Enfin, contrairement à ce à quoi Bethesda a pu nous habituer lors du lancement d’un nouveau jeu, Starfield est relativement stable et bug free. Nous avons tout de même rencontré un ou deux crashs ainsi que quelques bugs et autres aberrations visuelles comme les PNJ qui apparaissent ou disparaissent sans explication, d’autres qui pleuvent du ciel pour prendre leur place et jouer leur rôle, les ennemis abattus qui se mettent à trembler telles des feuilles au vent après avoir chuté trop près d’une table qui les empêche de s’étaler convenablement au sol… Mais il n’y a rien de bien grave là-dedans, et le moteur graphique fait des merveilles, permettant pas mal de facéties, comme vous pouvez en retrouver dans de nombreuses vidéos sur internet.

Ce qui est sûr, c’est que l’on ne s’ennuie jamais dans Starfield et qu’il y a toujours quelque chose à faire. Il est difficile de tout citer, mais on peut encore rajouter la possibilité de crocheter des serrures via un mini jeu, ou le système de persuasion à travers 3 répliques où l’on doit engranger un certain nombre de points en convainquant notre interlocuteur. Mais la coexistence de plusieurs quêtes peut aussi entraîner des enchaînements étonnants et peu cohérents quand plusieurs d’entre elles se rencontrent, le titre passant de l’une à l’autre comme si de rien était. Ce que l’on peut donc reprocher au soft, c’est de vouloir tout faire en n’approfondissant finalement jamais rien. La plupart des propositions sont tout à fait acceptables, mais imparfaites, et donc critiquables, avec de surcroît un côté trop classique et parfois même désuet. Mais il offre une gigantesque aventure spatiale qui ne peut que séduire les fans de SF.

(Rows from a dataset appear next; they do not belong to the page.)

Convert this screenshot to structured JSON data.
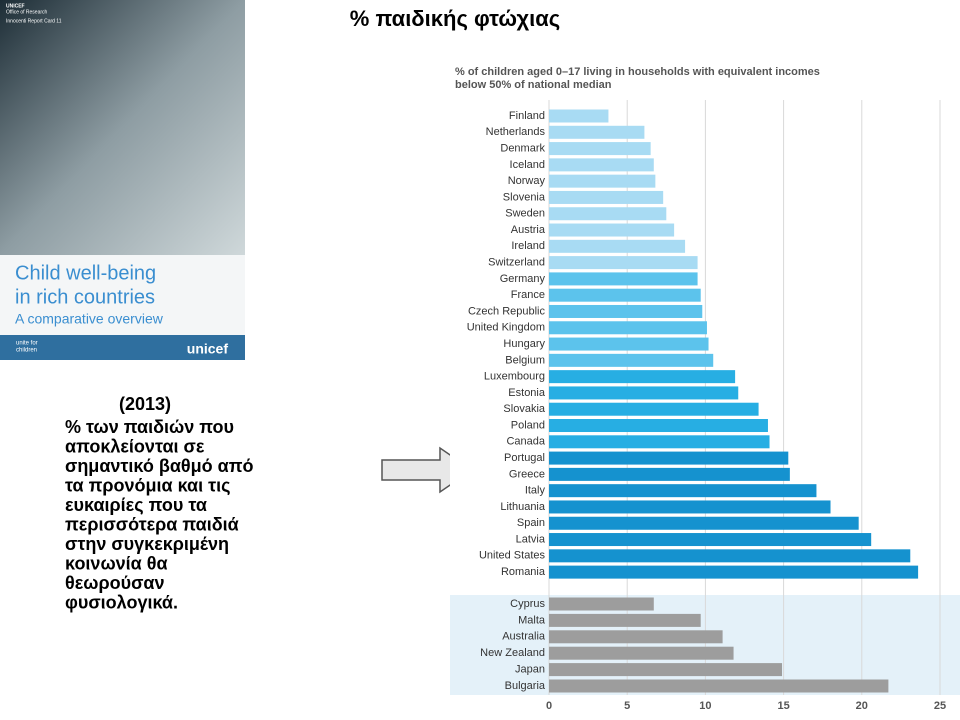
{
  "slide_title": "% παιδικής φτώχιας",
  "cover": {
    "org_lines": [
      "UNICEF",
      "Office of Research"
    ],
    "series_name": "Innocenti Report Card 11",
    "title_lines": [
      "Child well-being",
      "in rich countries"
    ],
    "subtitle": "A comparative overview",
    "slogan_lines": [
      "unite for",
      "children"
    ],
    "logo": "unicef"
  },
  "note": {
    "year": "(2013)",
    "lines": [
      "% των παιδιών που",
      "αποκλείονται σε",
      "σημαντικό βαθμό από",
      "τα προνόμια και τις",
      "ευκαιρίες που τα",
      "περισσότερα παιδιά",
      "στην συγκεκριμένη",
      "κοινωνία θα",
      "θεωρούσαν",
      "φυσιολογικά."
    ]
  },
  "chart_data": [
    {
      "type": "bar",
      "title_lines": [
        "% of children aged 0–17 living in households with equivalent incomes",
        "below 50% of national median"
      ],
      "categories": [
        "Finland",
        "Netherlands",
        "Denmark",
        "Iceland",
        "Norway",
        "Slovenia",
        "Sweden",
        "Austria",
        "Ireland",
        "Switzerland",
        "Germany",
        "France",
        "Czech Republic",
        "United Kingdom",
        "Hungary",
        "Belgium",
        "Luxembourg",
        "Estonia",
        "Slovakia",
        "Poland",
        "Canada",
        "Portugal",
        "Greece",
        "Italy",
        "Lithuania",
        "Spain",
        "Latvia",
        "United States",
        "Romania"
      ],
      "values": [
        3.8,
        6.1,
        6.5,
        6.7,
        6.8,
        7.3,
        7.5,
        8.0,
        8.7,
        9.5,
        9.5,
        9.7,
        9.8,
        10.1,
        10.2,
        10.5,
        11.9,
        12.1,
        13.4,
        14.0,
        14.1,
        15.3,
        15.4,
        17.1,
        18.0,
        19.8,
        20.6,
        23.1,
        23.6
      ],
      "colors": [
        "#a8dbf3",
        "#a8dbf3",
        "#a8dbf3",
        "#a8dbf3",
        "#a8dbf3",
        "#a8dbf3",
        "#a8dbf3",
        "#a8dbf3",
        "#a8dbf3",
        "#a8dbf3",
        "#5cc3ec",
        "#5cc3ec",
        "#5cc3ec",
        "#5cc3ec",
        "#5cc3ec",
        "#5cc3ec",
        "#27aee3",
        "#27aee3",
        "#27aee3",
        "#27aee3",
        "#27aee3",
        "#1592cf",
        "#1592cf",
        "#1592cf",
        "#1592cf",
        "#1592cf",
        "#1592cf",
        "#1592cf",
        "#1592cf"
      ],
      "xlim": [
        0,
        25
      ],
      "xticks": [
        0,
        5,
        10,
        15,
        20,
        25
      ],
      "grid": true
    },
    {
      "type": "bar",
      "categories": [
        "Cyprus",
        "Malta",
        "Australia",
        "New Zealand",
        "Japan",
        "Bulgaria"
      ],
      "values": [
        6.7,
        9.7,
        11.1,
        11.8,
        14.9,
        21.7
      ],
      "color": "#9d9d9d",
      "xlim": [
        0,
        25
      ],
      "xticks": [
        0,
        5,
        10,
        15,
        20,
        25
      ],
      "grid": true
    }
  ]
}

La promesse de Starfield d’offrir un univers immense et de porter le RPG à la Bethesda dans l’espace est clairement tenue. Globalement très beau, il est riche en contenu et la liberté offerte, sans être à la hauteur d’un Baldur’s Gate 3, est loin d’être négligeable. Il y a vraiment beaucoup de choses à faire et ce n’est certainement pas fini avec les nombreux mods qui vont fleurir. Le jeu reste très classique dans son genre, voire même daté dans sa structure, mais il s’en sort très bien avec de belles animations et de bonnes sensations. Le seul problème est qu’à vouloir toucher un peu à tout, il ne va pas aussi loin que l’on aurait pu l’espérer sur pas mal de points. Plutôt bon partout, il n’excelle finalement nulle part, si ce n’est à nous ouvrir la porte des étoiles avec un RPG spatial grandiose et ambitieux, ce qui est tout de même déjà beaucoup.